Experiment 1 provided a standard validation of the GP3-HD eye-tracker in terms of its accuracy and precision, degree of data loss and the benefits of head stabilization. While this provides a useful benchmark assessment of the GP3-HD, such eye-tracking validation studies do not reflect typical experiments in which task demands are usually greater and there are more limited checks on the eye-tracker’s performance imposed by study design (Niehorster et al., 2018). Therefore, in Experiment 2 we provide data from a real-world typical psychological experiment to assess GP3-HD performance. Importantly, as typical behavioral experiments may vary from a few minutes to hours, we investigated how data quality parameters changed over time, across a 1-h-long experiment.
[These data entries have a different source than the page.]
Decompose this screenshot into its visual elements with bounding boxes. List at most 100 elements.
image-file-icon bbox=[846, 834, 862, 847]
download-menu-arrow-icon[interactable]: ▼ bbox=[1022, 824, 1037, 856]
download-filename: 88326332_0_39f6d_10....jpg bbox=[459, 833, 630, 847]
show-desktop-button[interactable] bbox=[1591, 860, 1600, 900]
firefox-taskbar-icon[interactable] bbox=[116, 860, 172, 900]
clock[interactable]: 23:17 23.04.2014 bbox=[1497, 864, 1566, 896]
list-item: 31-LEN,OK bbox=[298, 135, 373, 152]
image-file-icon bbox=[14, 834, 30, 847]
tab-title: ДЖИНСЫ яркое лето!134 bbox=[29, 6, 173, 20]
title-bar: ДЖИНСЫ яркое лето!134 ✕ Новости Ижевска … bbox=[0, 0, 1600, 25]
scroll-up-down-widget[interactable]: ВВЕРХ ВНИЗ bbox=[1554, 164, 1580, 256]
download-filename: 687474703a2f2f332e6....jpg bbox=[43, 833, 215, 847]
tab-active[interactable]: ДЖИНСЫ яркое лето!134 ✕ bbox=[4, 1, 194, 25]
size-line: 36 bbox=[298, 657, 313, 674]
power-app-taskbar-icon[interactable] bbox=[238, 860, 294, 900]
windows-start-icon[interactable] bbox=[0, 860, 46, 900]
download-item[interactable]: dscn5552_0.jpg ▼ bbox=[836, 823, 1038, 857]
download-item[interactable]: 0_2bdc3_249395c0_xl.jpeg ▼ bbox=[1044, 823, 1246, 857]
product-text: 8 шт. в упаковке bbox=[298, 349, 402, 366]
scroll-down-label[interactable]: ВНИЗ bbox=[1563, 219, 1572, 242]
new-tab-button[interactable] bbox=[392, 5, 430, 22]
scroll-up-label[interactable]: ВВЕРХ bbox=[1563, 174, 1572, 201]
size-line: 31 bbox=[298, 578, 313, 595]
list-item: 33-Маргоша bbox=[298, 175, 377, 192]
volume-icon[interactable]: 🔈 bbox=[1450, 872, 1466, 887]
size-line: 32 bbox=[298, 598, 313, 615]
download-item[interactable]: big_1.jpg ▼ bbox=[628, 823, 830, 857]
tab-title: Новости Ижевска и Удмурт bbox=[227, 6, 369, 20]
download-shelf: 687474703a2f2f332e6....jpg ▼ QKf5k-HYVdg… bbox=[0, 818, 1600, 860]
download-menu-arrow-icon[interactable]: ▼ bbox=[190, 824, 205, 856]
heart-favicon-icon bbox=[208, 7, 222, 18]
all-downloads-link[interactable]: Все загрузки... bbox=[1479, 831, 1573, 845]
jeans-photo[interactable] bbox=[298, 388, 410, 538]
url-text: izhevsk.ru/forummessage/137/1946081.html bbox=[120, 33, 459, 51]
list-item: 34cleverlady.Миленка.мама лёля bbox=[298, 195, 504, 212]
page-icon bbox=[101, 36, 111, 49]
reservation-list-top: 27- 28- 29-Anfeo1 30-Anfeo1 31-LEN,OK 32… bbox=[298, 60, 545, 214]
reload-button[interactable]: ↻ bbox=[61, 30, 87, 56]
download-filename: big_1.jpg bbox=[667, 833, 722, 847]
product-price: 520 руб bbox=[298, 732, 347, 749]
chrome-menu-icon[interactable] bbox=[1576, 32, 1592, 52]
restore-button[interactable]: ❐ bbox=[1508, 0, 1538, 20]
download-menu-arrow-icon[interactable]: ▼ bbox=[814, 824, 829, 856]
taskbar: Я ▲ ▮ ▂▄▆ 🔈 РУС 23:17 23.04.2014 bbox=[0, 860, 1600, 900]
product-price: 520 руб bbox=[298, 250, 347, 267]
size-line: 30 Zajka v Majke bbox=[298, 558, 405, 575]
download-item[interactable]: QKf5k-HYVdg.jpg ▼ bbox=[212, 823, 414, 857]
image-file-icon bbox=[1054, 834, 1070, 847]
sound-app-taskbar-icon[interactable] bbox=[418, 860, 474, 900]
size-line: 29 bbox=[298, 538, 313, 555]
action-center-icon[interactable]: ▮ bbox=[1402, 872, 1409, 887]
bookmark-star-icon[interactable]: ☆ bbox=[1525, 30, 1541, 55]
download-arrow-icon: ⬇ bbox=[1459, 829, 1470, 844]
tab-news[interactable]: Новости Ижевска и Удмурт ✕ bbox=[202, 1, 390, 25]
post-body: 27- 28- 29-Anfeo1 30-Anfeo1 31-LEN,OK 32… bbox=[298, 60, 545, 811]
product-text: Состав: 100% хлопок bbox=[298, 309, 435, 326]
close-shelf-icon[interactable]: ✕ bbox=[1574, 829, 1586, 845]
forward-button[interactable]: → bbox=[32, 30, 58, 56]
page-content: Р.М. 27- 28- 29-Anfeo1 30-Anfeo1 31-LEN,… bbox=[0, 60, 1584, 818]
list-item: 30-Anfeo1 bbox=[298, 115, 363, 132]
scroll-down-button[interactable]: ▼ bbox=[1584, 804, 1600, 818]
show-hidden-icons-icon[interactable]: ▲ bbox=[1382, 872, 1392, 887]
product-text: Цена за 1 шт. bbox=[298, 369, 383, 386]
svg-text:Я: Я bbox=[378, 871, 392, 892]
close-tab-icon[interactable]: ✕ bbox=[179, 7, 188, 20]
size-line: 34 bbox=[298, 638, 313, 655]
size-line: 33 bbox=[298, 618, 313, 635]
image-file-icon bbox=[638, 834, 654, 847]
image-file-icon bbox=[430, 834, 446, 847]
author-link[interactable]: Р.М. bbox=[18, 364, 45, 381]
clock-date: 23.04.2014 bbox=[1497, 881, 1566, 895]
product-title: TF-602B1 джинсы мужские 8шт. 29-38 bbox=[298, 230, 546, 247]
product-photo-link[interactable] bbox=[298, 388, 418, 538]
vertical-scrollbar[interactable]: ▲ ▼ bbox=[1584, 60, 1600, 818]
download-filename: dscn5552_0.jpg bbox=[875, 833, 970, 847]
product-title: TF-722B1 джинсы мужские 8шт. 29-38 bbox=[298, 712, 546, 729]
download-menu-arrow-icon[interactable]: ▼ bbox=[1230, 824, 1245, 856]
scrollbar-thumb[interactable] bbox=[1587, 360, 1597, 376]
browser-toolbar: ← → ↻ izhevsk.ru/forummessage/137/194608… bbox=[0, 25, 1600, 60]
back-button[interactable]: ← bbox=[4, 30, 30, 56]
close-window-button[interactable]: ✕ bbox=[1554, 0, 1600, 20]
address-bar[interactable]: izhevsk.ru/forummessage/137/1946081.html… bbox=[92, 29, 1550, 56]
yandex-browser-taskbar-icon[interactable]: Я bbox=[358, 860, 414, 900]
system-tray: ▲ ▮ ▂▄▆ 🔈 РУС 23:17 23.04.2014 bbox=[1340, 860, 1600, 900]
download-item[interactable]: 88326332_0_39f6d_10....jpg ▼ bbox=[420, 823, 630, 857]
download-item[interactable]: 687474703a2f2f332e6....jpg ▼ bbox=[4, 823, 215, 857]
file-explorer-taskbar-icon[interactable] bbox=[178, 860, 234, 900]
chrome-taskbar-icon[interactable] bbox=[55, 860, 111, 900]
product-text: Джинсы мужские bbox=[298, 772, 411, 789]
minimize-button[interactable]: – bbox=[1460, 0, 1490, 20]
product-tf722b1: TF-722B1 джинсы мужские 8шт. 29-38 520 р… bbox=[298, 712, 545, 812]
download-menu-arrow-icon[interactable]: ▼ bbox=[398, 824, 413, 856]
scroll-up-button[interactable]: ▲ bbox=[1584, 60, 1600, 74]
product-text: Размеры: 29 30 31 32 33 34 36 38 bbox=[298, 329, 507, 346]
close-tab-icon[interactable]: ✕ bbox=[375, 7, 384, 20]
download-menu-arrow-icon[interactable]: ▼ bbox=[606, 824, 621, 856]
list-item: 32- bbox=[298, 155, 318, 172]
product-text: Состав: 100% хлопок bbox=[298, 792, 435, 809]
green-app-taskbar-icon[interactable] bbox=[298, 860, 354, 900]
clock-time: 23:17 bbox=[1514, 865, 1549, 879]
Experiment 1 also demonstrated that GP3-HD is able to capture pupil changes such as the PLR. In most cognitive and behavioral research, however, researchers are typically interested in how pupil changes are modulated by cognitive and affective factors rather than low-level visual properties. This can range from quantifying cognitive effort (Papesh & Goldinger, 2012; Piquado et al., 2010) to emotional arousal (Bradley et al., 2008). Considering that cognitive and emotional effects on pupil diameter are much smaller in magnitude than luminance effects (Mathôt, 2018), it is unclear how well the GP3-HD is able to capture such effects. In Experiment 2 we used data from a paradigm that allowed us to explore how pupil size is modulated by emotional factors. Specifically, the effect of viewing emotionally arousing images on pupil diameter was investigated. We predicted a positive correlation between self-rated arousal and pupil size. Since this task makes use of naturalistic visual stimuli varying in low-level properties, the luminance of the stimuli can also be regressed onto pupil size to model modulation of pupil size due to the PLR. Stimulus brightness should have a negative correlation with pupil size, such that brighter stimuli should lead to decreased pupil size (pupil constriction) whereas darker stimuli should predict increased pupil size (pupil dilation).

Additionally, in Experiment 2, SC and HR data was collected from participants simultaneously using both the GPB and a well-validated physiological recording system (BIOPAC-MP160). Strong correlations between devices would indicate the capability of the GPB to capture physiological signals.